A collaborator has created a pull request on a Github repository, which is based on the master branch. I would like to merge this into the next release branch that I am currently working on (2.0.3) instead of the master branch. As several answers point out, I can do this by clicking 'Edit' next to the pull request title and then changing the base branch.

However, when I do this, I receive a warning "Some commits from the old base branch may be removed from the timeline." The Github help page also says that "When you change the base branch of your pull request, some commits may be removed from the timeline."
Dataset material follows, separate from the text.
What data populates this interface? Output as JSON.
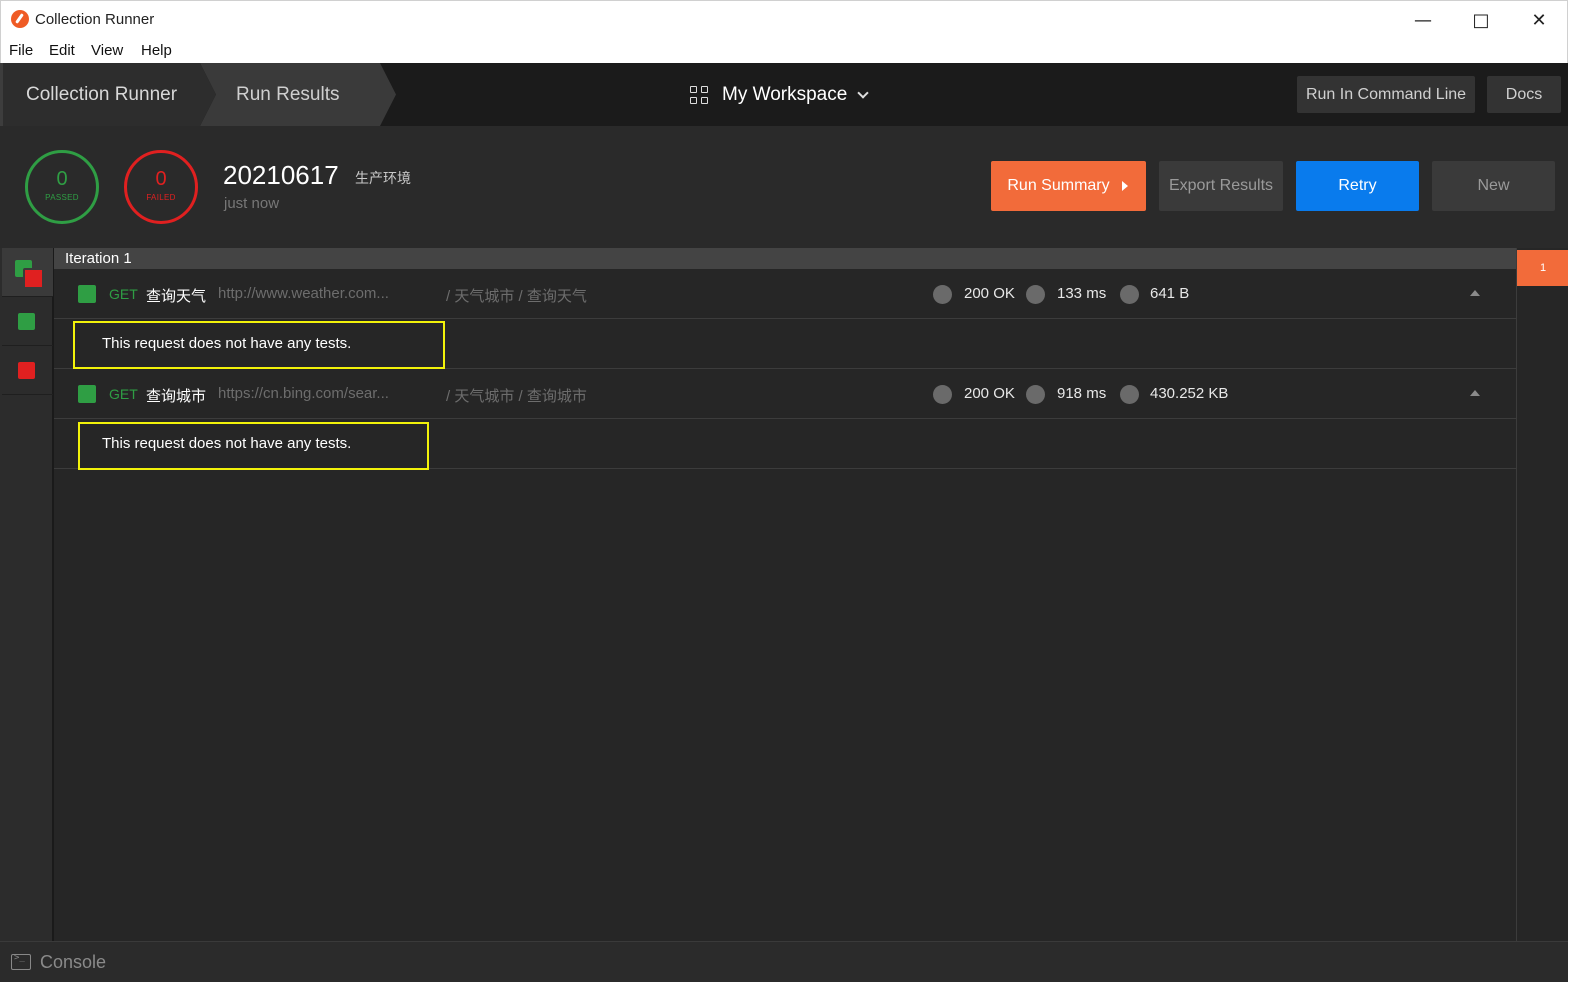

Can anyone explain which commits this warning is referring to, and when they might be removed? Are these commits in the master branch, the pull request, or the new base branch (2.0.3)? And does "removed from the timeline" refer just to the discussion page for the pull request on Github, or does it mean deleting commits from the repository?

Update

As @RomainValeri pointed out, this process doesn't add or remove any commits from the repository, it just changes the commits that are shown in the pull request, since some of them may no longer fall between the base of the branch and the tip. However, the tip will still be the same same final state as before.
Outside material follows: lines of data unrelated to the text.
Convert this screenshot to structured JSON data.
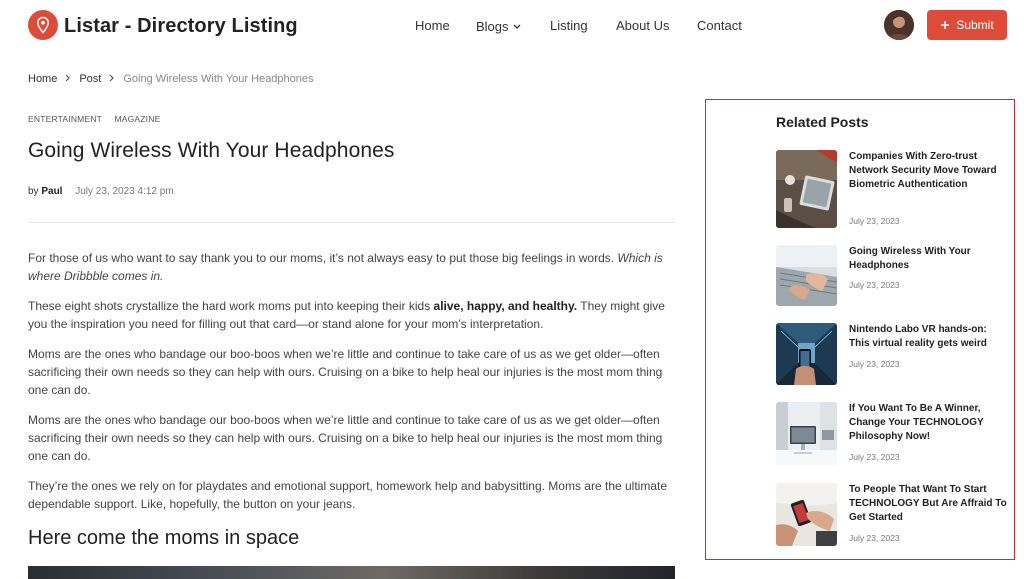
{
  "header": {
    "site_title": "Listar - Directory Listing",
    "nav": [
      {
        "label": "Home"
      },
      {
        "label": "Blogs"
      },
      {
        "label": "Listing"
      },
      {
        "label": "About Us"
      },
      {
        "label": "Contact"
      }
    ],
    "submit_label": "Submit"
  },
  "breadcrumb": {
    "home": "Home",
    "post": "Post",
    "current": "Going Wireless With Your Headphones"
  },
  "article": {
    "tags": [
      "ENTERTAINMENT",
      "MAGAZINE"
    ],
    "title": "Going Wireless With Your Headphones",
    "by": "by",
    "author": "Paul",
    "date": "July 23, 2023 4:12 pm",
    "p1_text": "For those of us who want to say thank you to our moms, it’s not always easy to put those big feelings in words. ",
    "p1_em": "Which is where Dribbble comes in.",
    "p2_text": "These eight shots crystallize the hard work moms put into keeping their kids ",
    "p2_strong": "alive, happy, and healthy.",
    "p2_rest": " They might give you the inspiration you need for filling out that card—or stand alone for your mom’s interpretation.",
    "p3": "Moms are the ones who bandage our boo-boos when we’re little and continue to take care of us as we get older—often sacrificing their own needs so they can help with ours. Cruising on a bike to help heal our injuries is the most mom thing one can do.",
    "p4": "Moms are the ones who bandage our boo-boos when we’re little and continue to take care of us as we get older—often sacrificing their own needs so they can help with ours. Cruising on a bike to help heal our injuries is the most mom thing one can do.",
    "p5": "They’re the ones we rely on for playdates and emotional support, homework help and babysitting. Moms are the ultimate dependable support. Like, hopefully, the button on your jeans.",
    "subheading": "Here come the moms in space"
  },
  "sidebar": {
    "title": "Related Posts",
    "posts": [
      {
        "title": "Companies With Zero-trust Network Security Move Toward Biometric Authentication",
        "date": "July 23, 2023"
      },
      {
        "title": "Going Wireless With Your Headphones",
        "date": "July 23, 2023"
      },
      {
        "title": "Nintendo Labo VR hands-on: This virtual reality gets weird",
        "date": "July 23, 2023"
      },
      {
        "title": "If You Want To Be A Winner, Change Your TECHNOLOGY Philosophy Now!",
        "date": "July 23, 2023"
      },
      {
        "title": "To People That Want To Start TECHNOLOGY But Are Affraid To Get Started",
        "date": "July 23, 2023"
      }
    ]
  },
  "colors": {
    "brand": "#dd4b39",
    "highlight_border": "#cc2b3a"
  },
  "icons": [
    "location-pin-icon",
    "chevron-down-icon",
    "plus-icon",
    "chevron-right-icon"
  ]
}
In my case, the pull request (feature) branched off master after my request, like this:

A---B---C---D <<< master
     \       \
      \       E---F <<< feature (pull request)
       \
        G---H <<< 2.0.3

So when I changed the base of the pull request from master to 2.0.3, it now reported that the pull request included commits C, D, E and F instead of just E and F. However I didn't want C and D in the pull request, so I first merged master into 2.0.3. That gave this:

A---B---C---D ---<<< master
     \       \    \
      \       \    E---F <<< feature (pull request)
       \       \
        G---H---I <<< 2.0.3

Then when I changed the base of feature to 2.0.3, it still just showed E and F in the pull request (the extra code beyond I), which was what I wanted.
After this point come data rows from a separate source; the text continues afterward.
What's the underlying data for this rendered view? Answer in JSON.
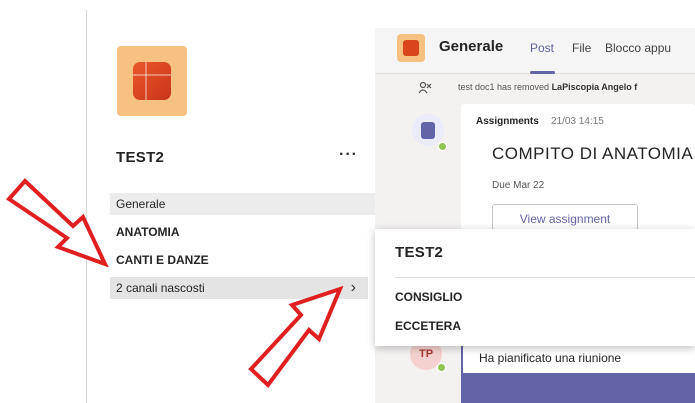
{
  "team": {
    "name": "TEST2",
    "more_icon": "more-options-icon",
    "more_glyph": "···"
  },
  "channels": {
    "general": "Generale",
    "anatomia": "ANATOMIA",
    "canti": "CANTI E DANZE",
    "hidden": "2 canali nascosti",
    "chevron_glyph": "›"
  },
  "header": {
    "title": "Generale",
    "tabs": [
      "Post",
      "File",
      "Blocco appu"
    ]
  },
  "system_message": {
    "actor": "test doc1",
    "text": " has removed ",
    "target": "LaPiscopia Angelo f"
  },
  "assignment_card": {
    "sender": "Assignments",
    "time": "21/03 14:15",
    "title": "COMPITO DI ANATOMIA",
    "due": "Due Mar 22",
    "button": "View assignment"
  },
  "meeting": {
    "avatar_initials": "TP",
    "text": "Ha pianificato una riunione"
  },
  "flyout": {
    "title": "TEST2",
    "items": [
      "CONSIGLIO",
      "ECCETERA"
    ]
  },
  "colors": {
    "accent": "#6264a7",
    "arrow": "#e02020",
    "team_tile": "#f6c181",
    "presence": "#92c353"
  }
}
I think in cases where feature branches off master before 2.0.3, you would see some commits disappear from the pull request if you change the base for feature to 2.0.3 (the commits between the original bases of the two branches, which are already in 2.0.3). But no commits would actually be lost from the repository.


Solution

  • I'm not a github user, rather bitbucket, but git concepts at work here are the same, and if I'm not mistaken, here's what it means :

    Let's take a look at the example situation below

    A---B---C <<< master
         \
          D---E---F <<< feature-1
               \
                G---H <<< feature-2
    

    Here, a feature2 > master pull request would feature 4 commits : D, E, G and H.

    If now you edit the pull request to have feature-1 as the base branch, your updated feature-2 > feature-1 pull request will list only G, and H.

    Thus when you refresh your pull request page, D and E have been removed from the pull request scope. But there's no way a pull request would remove a commit from anywhere, this is an "additive" operation, it only creates new data.

    The warning, ironically, somehow triggers what it tries to prevent : people freaking out about having lost their commits as they suddenly don't see them any more in the list. Github wanted to tell you "your commits will only be removed from the list of changes, not from your repo."